Given $f: A \to B$ a surjective function, prove that $f$ determines a partition on $A$ ($A$ and $B$ are abstract sets where $|B| = n$)

Question

Given $f: A \to B$ a surjective function, prove that $f$ determines a partition on $A$ ($A$ and $B$ are abstract sets where $|B| = n$).

I know to show the inverse $f(b)$ leads to $A$, etc. What I don't know how to do is show that the union of all the partitions is the set A.

Answer 1

If $B = \{b_1,\ldots,b_n\}$ with $b_j\neq b_k$ for $j\neq k$, then $A = \bigcup_{k=1}^nf^{-1}(\{b_k\})$, which is a union of mutually disjoint sets and thus a partition of $A$.

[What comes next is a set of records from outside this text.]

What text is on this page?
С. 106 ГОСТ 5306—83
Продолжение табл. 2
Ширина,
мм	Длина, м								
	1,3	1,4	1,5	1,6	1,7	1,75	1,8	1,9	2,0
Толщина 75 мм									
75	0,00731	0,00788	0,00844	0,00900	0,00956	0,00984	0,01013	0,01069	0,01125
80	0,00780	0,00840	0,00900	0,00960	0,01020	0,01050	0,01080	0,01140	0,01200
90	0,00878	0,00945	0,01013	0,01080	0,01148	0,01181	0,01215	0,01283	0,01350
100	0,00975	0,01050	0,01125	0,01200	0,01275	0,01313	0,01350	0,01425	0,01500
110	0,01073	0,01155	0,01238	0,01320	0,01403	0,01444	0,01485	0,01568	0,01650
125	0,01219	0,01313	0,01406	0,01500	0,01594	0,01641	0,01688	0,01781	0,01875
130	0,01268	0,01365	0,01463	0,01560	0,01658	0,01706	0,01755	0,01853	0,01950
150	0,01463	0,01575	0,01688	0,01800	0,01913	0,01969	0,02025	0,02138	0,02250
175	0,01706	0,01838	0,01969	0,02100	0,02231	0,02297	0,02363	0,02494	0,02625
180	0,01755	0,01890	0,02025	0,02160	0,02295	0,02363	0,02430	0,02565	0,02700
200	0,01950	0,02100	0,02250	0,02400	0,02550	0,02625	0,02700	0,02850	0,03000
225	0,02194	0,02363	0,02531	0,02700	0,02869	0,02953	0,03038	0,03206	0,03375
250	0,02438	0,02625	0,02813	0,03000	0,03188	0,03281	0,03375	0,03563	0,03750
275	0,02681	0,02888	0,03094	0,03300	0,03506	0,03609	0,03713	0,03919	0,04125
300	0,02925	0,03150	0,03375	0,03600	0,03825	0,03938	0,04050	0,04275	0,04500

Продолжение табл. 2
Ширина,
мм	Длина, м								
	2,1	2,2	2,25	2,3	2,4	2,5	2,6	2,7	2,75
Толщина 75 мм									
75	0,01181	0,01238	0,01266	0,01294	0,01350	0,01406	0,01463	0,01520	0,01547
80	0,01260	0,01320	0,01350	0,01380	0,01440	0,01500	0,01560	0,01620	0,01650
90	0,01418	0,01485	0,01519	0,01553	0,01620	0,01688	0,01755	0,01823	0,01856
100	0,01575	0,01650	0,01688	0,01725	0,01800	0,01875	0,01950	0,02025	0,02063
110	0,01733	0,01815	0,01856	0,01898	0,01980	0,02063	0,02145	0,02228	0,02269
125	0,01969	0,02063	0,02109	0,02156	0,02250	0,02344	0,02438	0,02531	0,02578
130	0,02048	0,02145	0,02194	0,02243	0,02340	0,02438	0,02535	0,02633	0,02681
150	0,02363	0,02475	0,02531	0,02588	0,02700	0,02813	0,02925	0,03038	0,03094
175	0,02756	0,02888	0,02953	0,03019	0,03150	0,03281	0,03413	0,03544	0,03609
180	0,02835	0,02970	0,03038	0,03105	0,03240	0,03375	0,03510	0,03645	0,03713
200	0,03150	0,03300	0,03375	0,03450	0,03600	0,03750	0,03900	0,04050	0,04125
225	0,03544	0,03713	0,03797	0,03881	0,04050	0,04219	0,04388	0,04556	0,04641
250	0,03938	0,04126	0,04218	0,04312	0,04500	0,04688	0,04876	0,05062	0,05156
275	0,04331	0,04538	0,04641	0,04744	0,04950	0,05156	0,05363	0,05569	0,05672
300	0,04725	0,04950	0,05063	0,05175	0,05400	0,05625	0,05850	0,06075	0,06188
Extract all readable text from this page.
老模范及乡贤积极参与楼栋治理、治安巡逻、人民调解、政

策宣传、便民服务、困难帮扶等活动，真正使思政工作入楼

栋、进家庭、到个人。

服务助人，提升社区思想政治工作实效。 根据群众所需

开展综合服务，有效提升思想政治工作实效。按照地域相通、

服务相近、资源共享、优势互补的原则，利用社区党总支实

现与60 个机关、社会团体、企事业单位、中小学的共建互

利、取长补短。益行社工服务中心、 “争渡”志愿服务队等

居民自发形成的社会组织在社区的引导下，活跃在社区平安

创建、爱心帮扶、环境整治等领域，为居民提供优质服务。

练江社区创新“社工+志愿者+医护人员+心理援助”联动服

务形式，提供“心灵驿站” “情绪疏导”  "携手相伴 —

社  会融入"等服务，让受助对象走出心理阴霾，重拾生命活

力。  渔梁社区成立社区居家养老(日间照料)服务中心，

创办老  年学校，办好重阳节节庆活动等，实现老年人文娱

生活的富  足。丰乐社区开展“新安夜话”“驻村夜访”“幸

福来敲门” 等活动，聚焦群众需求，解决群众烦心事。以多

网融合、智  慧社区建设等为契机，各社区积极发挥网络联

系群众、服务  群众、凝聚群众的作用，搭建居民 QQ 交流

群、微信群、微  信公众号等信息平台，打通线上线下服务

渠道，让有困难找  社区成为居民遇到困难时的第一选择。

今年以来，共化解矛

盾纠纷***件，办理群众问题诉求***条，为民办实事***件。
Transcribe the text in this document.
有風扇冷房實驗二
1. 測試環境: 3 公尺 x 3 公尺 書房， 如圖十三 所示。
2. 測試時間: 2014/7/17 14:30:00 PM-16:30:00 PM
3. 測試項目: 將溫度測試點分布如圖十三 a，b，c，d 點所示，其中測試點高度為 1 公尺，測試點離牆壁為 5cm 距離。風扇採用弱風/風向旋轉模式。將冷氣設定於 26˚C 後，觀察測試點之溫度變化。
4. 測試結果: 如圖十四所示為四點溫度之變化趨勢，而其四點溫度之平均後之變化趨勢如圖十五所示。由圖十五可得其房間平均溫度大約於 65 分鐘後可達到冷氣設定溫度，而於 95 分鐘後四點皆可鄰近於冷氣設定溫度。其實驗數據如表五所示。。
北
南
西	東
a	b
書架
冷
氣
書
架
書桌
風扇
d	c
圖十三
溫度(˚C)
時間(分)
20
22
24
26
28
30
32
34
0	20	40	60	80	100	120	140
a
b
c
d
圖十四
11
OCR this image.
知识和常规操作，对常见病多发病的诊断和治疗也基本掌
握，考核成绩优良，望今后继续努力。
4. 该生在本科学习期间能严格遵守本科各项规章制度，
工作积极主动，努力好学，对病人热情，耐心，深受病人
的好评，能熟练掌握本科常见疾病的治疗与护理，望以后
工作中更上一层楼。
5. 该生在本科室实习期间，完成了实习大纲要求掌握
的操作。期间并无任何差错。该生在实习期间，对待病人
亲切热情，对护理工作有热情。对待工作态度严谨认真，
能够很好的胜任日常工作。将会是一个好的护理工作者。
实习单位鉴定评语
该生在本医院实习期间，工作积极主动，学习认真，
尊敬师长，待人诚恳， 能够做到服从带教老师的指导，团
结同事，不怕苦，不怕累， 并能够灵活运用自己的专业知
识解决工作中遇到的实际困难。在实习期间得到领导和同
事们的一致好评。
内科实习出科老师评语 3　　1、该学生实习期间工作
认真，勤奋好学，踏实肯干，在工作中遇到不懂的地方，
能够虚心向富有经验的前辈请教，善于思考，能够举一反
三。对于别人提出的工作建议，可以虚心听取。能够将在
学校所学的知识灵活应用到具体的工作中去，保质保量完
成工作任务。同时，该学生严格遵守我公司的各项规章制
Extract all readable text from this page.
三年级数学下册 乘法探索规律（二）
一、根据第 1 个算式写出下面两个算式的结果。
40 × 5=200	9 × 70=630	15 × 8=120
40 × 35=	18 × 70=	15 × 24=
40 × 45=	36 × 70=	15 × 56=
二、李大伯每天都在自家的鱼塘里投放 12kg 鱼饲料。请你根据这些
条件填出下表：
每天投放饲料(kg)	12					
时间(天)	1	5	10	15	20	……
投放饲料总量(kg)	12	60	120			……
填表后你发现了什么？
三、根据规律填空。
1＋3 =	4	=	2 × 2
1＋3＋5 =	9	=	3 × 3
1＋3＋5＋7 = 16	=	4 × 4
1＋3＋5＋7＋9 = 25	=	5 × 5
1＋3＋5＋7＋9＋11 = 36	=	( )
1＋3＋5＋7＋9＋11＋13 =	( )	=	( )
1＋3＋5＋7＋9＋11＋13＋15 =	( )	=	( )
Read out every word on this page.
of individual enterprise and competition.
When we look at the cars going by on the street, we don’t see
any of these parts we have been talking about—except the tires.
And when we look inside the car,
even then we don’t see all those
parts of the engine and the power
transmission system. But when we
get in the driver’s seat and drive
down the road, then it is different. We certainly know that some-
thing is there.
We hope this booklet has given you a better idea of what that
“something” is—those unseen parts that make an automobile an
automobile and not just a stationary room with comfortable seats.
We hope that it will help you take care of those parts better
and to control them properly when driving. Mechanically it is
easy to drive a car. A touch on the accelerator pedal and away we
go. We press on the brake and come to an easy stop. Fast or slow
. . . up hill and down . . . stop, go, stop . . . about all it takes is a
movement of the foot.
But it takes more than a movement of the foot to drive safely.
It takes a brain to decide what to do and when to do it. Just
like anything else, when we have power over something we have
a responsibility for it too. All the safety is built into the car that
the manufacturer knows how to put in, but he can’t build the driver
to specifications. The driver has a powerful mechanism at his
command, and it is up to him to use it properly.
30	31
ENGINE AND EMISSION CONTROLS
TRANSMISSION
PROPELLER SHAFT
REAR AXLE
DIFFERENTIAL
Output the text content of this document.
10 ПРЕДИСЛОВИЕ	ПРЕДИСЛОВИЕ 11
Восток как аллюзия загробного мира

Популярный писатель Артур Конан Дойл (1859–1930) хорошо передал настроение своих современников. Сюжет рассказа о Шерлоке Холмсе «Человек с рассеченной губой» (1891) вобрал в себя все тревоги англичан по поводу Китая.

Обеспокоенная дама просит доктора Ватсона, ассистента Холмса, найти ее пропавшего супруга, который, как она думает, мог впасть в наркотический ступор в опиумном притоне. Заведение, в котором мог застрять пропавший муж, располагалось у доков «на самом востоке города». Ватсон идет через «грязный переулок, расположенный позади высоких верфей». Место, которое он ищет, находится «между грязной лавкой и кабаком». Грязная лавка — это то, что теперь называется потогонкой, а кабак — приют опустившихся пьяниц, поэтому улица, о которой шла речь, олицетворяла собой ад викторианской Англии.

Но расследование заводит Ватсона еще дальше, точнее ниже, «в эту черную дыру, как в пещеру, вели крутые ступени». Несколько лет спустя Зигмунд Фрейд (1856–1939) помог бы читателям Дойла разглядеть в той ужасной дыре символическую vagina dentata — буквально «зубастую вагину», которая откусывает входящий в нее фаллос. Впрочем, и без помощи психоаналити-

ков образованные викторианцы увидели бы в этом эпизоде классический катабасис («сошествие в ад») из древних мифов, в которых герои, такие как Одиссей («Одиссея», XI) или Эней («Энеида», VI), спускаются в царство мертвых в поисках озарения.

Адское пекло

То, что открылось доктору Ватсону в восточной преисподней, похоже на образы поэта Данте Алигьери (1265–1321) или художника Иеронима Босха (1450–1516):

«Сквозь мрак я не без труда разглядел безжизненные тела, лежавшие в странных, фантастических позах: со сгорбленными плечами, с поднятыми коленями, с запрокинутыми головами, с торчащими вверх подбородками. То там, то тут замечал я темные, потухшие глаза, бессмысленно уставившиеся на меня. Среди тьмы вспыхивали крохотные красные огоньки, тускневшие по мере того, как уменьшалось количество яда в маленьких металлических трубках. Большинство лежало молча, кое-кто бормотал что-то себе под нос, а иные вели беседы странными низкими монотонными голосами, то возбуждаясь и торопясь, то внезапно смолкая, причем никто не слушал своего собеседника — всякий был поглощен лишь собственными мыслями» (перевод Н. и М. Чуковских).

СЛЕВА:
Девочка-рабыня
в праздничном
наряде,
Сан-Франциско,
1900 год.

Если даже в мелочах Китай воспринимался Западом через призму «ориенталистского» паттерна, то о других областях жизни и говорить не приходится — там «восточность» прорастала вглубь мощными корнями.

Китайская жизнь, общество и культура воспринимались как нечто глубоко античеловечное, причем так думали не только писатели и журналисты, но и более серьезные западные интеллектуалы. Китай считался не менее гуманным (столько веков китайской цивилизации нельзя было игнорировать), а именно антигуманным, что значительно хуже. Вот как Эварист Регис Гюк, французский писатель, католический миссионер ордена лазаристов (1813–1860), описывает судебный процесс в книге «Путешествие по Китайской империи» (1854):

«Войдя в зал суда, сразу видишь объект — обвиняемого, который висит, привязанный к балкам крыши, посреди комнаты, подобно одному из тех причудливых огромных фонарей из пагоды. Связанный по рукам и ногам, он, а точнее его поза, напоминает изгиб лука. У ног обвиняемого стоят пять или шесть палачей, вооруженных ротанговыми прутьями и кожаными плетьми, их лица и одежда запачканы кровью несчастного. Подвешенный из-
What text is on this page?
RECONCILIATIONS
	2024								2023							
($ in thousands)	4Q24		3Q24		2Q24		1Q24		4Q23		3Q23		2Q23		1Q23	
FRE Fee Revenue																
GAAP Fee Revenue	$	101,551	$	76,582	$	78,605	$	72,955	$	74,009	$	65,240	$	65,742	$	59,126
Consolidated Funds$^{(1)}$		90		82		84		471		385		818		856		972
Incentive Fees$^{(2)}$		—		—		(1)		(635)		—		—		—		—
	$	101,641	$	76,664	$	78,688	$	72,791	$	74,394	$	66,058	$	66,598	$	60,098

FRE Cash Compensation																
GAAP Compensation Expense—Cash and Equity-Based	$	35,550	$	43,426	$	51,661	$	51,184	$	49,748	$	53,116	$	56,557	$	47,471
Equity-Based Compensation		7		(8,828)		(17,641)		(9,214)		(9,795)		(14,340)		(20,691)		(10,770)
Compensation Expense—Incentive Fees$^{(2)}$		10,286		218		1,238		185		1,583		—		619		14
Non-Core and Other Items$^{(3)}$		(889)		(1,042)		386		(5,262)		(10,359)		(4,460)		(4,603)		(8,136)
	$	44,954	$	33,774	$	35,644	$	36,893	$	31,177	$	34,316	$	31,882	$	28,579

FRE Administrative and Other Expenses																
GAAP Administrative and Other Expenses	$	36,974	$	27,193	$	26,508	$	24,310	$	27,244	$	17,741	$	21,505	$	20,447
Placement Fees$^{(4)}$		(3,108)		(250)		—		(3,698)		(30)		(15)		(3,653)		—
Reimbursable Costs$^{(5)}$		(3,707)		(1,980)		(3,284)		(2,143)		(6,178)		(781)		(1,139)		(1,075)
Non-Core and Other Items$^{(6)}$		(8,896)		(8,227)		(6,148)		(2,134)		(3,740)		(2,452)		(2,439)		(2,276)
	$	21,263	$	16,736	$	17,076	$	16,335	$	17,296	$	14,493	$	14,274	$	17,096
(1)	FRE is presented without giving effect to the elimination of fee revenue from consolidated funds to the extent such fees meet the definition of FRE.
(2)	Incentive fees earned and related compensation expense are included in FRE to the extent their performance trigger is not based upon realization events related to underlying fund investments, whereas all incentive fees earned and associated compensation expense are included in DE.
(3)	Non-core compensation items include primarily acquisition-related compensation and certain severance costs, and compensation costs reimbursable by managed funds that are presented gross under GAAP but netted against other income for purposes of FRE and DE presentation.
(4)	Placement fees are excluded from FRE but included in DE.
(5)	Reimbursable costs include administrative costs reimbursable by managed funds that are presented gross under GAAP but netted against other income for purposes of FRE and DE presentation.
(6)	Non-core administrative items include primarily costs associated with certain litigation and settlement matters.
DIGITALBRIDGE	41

Disjointness: If $a\in f^{-1}(\{b_j\})\cap f^{-1}(\{b_k\})$ for $j\neq k$, then $f(a) = b_j$ and $f(a) = b_k$, which is not possible.

Equality: First, it is clear that $f^{-1}(\{b_k\})\subset A$ for each $k$, so the union is a subset of $A$. Conversely, if $a\in A$, then $f(a) = b_k$ for some $k$, hence $a\in f^{-1}(\{b_k\})$ and so $a$ is contained in the union.

BTW: $f$ does not have to be surjective for this to be true.